On 21st December 1855 Anna Elisabetha gave birth to a female child who was baptised Susanna Hauser. Johannes Zimmer, a soldier stationed at Worms but of a local family, acknowledged that he was the father. He and Anna Elisabetha were married on 6th June 1856; the marriage contract legitimised the child as a Zimmer. The newlyweds left for England the next day but the baby was left with her Hauser grandparents; they were never to see her again. On 21st October 1856 they sailed from Liverpool on the clipper ship “Star of the East” and reached Melbourne on 12th January 1857 after 84 days at sea.
Anna Elisabetha became pregnant soon after leaving England. Her baby was born in August in Ballarat, where Johannes was prospecting; the midwife was the wife of Johann Konrad Vorbach from Nieder-Weisel. The baby was baptised Maria Elisabetha. A third girl, Maria Margaretha, was born at Fryers Creek in 1860 and baptised in the Congregational Church, Castlemaine in June. Johannes then took his family to Yandoit, north of Daylesford, where deep lead mines were being worked. There, in 1862, Anna Elisabetha produced her first son, christened Johann Wilhelm.
The family lived near Anna Elisabetha’s two sisters, Anna Margaretha and Margaretha until Johannes went mining at Rocky Lead, 15 km away. Alice Elizabeth was born there in 1864 and Conrad in 1866. The following year, Maria Elisabetha died of enteritis and was buried in the Creswick cemetery. Johannes later returned to Yandoit and the family lived side-by-side with their Fleischer and Maas cousins on the Camp (Yandoit Creek) Road. Ernest was born in the wood-and-iron cottage in 1870. Soon after Anna Elisabetha became pregnant again, Johannes was found to have tuberculosis. He died, at the age of 40, four months after Mary was born.

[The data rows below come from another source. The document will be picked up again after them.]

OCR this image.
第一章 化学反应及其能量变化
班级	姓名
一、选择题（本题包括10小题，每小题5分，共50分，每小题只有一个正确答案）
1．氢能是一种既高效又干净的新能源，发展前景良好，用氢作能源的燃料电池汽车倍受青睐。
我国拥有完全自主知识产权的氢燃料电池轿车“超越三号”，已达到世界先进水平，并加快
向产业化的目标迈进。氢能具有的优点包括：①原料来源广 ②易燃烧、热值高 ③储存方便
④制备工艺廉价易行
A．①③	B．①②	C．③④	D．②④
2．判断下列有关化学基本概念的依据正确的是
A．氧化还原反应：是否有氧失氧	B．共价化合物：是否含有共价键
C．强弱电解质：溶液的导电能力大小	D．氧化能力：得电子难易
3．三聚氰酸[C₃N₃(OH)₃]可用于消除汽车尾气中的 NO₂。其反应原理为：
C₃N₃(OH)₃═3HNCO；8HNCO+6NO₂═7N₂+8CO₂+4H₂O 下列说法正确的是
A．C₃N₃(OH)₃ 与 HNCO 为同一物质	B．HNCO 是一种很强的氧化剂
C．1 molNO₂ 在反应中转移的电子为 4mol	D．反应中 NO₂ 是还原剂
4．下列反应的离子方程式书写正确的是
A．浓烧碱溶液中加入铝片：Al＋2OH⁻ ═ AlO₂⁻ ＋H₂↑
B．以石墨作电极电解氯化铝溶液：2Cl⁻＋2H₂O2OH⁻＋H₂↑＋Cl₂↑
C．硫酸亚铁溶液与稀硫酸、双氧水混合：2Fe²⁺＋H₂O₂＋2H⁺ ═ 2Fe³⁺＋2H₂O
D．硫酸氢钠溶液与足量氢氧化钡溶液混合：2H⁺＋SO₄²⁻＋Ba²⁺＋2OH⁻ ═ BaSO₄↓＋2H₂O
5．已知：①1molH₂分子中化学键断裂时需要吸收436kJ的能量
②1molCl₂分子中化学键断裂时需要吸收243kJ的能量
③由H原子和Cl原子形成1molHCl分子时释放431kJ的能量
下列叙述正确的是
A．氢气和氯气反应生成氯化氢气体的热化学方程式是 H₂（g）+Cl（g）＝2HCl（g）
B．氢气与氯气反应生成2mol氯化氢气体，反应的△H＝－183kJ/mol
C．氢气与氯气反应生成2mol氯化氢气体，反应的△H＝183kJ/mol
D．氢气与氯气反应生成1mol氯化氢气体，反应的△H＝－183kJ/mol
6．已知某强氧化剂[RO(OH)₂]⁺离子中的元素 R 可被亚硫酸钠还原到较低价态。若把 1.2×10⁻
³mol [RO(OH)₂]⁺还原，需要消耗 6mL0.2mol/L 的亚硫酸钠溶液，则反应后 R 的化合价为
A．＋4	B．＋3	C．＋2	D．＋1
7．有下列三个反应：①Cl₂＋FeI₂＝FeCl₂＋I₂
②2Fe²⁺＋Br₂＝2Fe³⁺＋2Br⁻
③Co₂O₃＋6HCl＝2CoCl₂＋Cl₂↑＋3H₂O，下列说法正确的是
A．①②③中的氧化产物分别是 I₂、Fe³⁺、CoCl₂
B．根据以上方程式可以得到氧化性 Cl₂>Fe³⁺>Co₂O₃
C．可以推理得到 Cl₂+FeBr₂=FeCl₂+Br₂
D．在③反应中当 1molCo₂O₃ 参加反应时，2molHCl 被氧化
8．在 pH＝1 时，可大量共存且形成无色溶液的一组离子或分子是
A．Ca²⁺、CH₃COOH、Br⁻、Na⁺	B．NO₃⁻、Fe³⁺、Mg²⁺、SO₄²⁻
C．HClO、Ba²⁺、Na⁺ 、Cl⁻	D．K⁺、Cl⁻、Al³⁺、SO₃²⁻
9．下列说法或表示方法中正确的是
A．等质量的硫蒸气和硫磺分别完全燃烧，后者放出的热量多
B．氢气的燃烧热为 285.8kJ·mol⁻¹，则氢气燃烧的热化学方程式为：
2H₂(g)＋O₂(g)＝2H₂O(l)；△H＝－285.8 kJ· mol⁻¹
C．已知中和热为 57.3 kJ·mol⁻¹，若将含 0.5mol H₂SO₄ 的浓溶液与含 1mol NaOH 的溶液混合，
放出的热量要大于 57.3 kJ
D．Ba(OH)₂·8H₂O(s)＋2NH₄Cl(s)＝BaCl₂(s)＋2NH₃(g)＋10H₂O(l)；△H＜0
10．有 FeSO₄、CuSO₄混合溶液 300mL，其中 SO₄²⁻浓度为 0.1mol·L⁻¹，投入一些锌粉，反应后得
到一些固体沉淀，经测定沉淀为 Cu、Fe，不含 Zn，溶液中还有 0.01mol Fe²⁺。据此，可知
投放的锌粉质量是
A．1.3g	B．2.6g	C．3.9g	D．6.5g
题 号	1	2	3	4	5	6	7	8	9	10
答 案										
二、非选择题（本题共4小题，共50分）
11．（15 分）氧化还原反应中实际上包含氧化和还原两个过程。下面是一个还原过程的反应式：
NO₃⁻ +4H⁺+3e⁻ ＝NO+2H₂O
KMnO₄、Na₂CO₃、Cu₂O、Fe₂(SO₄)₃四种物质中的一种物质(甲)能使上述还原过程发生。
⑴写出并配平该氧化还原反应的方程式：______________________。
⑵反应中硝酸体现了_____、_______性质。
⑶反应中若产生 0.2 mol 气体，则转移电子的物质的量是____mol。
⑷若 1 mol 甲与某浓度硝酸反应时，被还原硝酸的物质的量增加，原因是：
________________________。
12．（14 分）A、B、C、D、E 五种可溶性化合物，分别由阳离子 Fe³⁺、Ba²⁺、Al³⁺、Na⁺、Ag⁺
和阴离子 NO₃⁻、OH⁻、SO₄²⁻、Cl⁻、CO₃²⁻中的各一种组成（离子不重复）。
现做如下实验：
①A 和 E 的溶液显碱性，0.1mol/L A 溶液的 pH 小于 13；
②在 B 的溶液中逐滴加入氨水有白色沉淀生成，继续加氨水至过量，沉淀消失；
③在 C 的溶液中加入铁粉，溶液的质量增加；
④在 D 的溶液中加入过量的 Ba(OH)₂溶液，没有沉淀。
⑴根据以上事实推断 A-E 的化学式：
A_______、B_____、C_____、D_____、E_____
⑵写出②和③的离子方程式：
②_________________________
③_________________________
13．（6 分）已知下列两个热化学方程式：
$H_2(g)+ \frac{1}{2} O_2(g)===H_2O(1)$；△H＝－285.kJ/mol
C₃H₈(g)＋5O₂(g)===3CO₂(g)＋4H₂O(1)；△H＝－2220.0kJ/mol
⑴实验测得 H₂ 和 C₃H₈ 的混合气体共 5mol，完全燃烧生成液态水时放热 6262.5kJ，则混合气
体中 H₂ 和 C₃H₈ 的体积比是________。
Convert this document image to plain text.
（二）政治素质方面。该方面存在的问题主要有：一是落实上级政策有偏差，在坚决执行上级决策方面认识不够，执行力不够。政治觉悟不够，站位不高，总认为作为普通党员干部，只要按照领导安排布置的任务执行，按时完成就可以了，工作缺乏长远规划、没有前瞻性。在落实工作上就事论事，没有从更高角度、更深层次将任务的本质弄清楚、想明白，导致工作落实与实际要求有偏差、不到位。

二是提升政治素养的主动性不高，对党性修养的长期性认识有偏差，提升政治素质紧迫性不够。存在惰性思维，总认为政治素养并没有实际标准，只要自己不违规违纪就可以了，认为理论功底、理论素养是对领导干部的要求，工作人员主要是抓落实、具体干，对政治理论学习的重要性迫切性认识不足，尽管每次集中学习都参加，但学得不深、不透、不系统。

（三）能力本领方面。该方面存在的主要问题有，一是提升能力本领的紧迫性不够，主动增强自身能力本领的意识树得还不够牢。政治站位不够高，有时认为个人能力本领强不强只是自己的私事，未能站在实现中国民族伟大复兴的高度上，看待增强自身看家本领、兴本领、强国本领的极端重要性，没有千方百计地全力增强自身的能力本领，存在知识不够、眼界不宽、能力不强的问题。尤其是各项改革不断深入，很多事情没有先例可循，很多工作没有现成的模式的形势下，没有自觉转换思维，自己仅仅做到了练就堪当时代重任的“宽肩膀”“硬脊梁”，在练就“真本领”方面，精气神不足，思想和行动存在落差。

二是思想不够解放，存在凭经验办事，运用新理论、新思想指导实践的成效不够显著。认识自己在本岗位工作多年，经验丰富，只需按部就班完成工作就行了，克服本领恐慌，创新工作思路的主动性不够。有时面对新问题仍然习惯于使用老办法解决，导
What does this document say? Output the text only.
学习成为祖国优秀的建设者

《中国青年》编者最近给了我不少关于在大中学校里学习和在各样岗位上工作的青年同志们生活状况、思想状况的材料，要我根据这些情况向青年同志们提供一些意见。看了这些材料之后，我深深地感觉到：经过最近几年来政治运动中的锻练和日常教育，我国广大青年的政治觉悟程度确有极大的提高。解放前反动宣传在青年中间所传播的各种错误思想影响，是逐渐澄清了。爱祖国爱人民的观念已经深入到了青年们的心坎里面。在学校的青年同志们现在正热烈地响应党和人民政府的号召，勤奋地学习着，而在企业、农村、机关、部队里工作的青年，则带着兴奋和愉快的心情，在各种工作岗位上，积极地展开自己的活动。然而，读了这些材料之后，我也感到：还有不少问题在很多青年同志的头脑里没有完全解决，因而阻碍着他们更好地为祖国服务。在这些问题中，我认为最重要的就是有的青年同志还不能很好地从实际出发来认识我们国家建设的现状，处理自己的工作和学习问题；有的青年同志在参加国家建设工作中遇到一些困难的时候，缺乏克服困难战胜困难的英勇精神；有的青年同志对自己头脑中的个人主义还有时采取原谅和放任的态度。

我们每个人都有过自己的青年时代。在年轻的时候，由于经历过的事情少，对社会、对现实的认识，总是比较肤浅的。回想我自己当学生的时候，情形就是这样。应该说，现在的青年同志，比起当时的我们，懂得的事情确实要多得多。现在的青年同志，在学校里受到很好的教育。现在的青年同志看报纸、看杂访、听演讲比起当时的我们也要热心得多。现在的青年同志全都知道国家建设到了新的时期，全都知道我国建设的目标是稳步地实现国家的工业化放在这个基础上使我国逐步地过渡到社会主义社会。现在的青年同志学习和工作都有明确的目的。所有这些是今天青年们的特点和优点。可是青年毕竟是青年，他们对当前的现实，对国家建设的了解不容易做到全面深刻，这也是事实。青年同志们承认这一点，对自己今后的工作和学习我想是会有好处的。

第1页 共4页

The Fleischers fostered Ernest whilst Anna, as she was then known, struggled to support the others. She grew vegetables and laundered clothes for unmarried miners in the town. One of them, Konrad Pfeifer, offered marriage and was accepted. The ceremony took place in Daylesford in 1874 and Anna took her family to live in Konrad’s cottage-workshop on the road to Creswick in Rocky Lead. In turn, Konrad taught his three stepsons his trade of boot making. The Pfeifer couple had a baby in 1875; she was baptised Maria Henrietta but known as Hettie. Unhappily, Anna developed tuberculosis not long after this; she died on 11th April 1880 when the little girl was only four.
Anna Elisabetha Pfeifer, formerly Zimmer, born Hauser, went to her last resting place in the Blanket Flat Cemetery. She was buried in a grave that remained unmarked until 1984. At the instigation of a great-grand-daughter, Winsome Menadue, it was marked with a simple stone to commemmorate the 150th anniversary of her birth in Nieder-Weisel.
Her daughters Maria Margaretha and Maria Henrietta died, in 1880 and 1894 respectively, of tuberculosis. Her Victorian-born children all married and produced a total of twenty-six grand-children. In Germany, Susanna also raised a family, some of whom faced their Australian cousins in the mud and blood of the battlefields in France during the Great War.